The bonds, which are rated Aa2 by Moody’s and AA by Standard & Poor’s and Fitch, are expected to be priced on Wednesday, following a retail order period on Tuesday, but details about the deal’s structure were still being hammered out at press time, according to a source at the firm.

Nearby, two Chicago issuers are planning to bring over $500 million combined in the education and transportation sectors this week.

The larger of the pair is a $257.1 Chicago Board of Education taxable GO sale of direct-pay qualified school construction bonds expected to be priced by Loop Capital Markets LLC on Thursday.

In addition, Chicago will sell $251.2 million of second-lien airport revenue bonds on behalf of Chicago Midway Airport when JPMorgan prices the deal in the negotiated market on Wednesday following a retail order period scheduled for Tuesday.

The bonds, which are payable by second-lien revenues and additionally secured by a pledge of customer facility charge revenues, are rated A3 by Moody’s and A-minus by the two other major rating agencies.

The four-pronged deal consists of $88 million of taxable BABs maturing in 2041, $66.7 million of traditional taxable bonds maturing serially from 2016 to 2025 and in 2041; and two series of traditional taxable bonds totaling $96.5 million and both maturing in 2041, according to information on the preliminary official statement. However, a source at the firm said the structure is subject to change prior to the pricing.

Meanwhile, in the Far West, Los Angeles will sell a total of $451 million of wastewater system revenue bonds to finance improvements and construction to the city’s wastewater collection and treatment system and to refund a portion of outstanding commercial paper notes.

Rated Aa2 by Moody’s, AA-plus by Standard & Poor’s, and AA by Fitch, the deal will be priced in three series — two of which total $267 million and will be priced by Siebert Brandford Shank & Co., on Wednesday after taking indications of interest on Tuesday.

That portion of the deal consists of $186.7 million of Series 2010 A senior-lien taxable BABs maturing in 2039 and $80 million of Series 2010 B taxable recovery zone economic development bonds maturing in 2040.

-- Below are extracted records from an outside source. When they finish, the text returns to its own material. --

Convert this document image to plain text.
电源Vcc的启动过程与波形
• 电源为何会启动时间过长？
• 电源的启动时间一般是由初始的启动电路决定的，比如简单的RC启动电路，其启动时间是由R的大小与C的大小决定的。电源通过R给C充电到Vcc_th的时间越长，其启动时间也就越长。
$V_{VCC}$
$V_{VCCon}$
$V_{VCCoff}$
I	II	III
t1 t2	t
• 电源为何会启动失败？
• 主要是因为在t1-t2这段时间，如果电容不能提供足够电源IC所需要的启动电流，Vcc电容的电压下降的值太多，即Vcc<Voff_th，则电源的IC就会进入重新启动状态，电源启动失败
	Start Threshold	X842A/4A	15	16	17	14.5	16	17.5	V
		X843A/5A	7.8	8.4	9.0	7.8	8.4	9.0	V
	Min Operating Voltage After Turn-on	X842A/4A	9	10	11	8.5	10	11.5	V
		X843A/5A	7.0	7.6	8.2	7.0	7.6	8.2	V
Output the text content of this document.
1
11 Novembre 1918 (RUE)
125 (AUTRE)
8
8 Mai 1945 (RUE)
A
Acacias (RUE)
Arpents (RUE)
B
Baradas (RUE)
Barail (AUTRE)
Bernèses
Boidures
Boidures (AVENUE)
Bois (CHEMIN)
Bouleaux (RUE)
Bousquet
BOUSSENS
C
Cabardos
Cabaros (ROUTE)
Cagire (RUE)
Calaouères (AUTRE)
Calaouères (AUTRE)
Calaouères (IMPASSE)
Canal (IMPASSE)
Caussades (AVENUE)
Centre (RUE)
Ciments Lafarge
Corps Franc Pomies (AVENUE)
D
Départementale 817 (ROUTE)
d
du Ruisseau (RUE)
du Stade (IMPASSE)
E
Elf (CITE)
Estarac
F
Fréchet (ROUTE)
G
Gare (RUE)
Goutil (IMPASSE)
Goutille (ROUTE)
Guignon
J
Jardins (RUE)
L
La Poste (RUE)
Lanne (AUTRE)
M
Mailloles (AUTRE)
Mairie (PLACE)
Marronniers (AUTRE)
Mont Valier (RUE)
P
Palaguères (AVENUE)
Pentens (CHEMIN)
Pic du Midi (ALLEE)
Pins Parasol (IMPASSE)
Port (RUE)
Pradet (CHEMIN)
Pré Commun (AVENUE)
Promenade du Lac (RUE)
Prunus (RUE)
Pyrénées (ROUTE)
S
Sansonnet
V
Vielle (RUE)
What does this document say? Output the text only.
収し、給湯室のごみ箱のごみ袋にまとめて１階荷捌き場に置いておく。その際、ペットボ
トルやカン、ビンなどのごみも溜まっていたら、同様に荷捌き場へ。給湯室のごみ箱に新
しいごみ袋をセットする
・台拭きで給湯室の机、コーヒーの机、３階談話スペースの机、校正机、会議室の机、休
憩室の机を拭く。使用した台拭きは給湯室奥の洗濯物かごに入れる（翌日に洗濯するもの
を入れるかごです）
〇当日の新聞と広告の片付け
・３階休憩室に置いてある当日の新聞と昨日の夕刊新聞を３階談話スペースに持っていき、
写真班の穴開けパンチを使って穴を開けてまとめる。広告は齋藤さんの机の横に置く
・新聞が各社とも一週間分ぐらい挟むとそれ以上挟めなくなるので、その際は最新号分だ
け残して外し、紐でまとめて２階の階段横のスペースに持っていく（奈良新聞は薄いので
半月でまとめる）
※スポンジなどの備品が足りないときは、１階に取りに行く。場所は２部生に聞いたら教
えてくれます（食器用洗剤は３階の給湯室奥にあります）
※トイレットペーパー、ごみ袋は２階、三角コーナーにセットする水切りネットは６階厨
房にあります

Cabrera Capital Markets, meanwhile, will price an additional $184 million series structured as tax-exempt subordinate-lien revenue bonds rated Aa3 by Moody’s, AA by Standard & Poor’s, and AA-minus by Fitch.

The firm will price the bonds for retail on Tuesday and for institutions on Wednesday. However, the structure of the debt offering was still being determined at press time.

Switching gears to the competitive market, the only sizable deal is a two-pronged $606.5 million Tennessee GO sale planned for Wednesday in the competitive market, where the expected total volume of $889.1 million is a far cry from the revised $2.23 billion that came last week, according to Thomson Reuters.

Rated triple-A by Moody’s and Fitch and AA-plus by Standard & Poor’s, the deal consists of $437 million of GO refunding debt in Series 2010 A and $169.5 million of new-money debt in Series 2010 B.

The Series A bonds are structured to mature from 2012 to 2031, with the 2019 through 2031 maturities subject to a May 1, 2018 call at par.

Series B is structured to mature from 2012 to 2023, with the 2019 to 2023 maturities subject to call on Aug. 1, 2018 at par.

The deal’s proceeds will retire a portion of the state’s outstanding commercial paper and finance capital projects.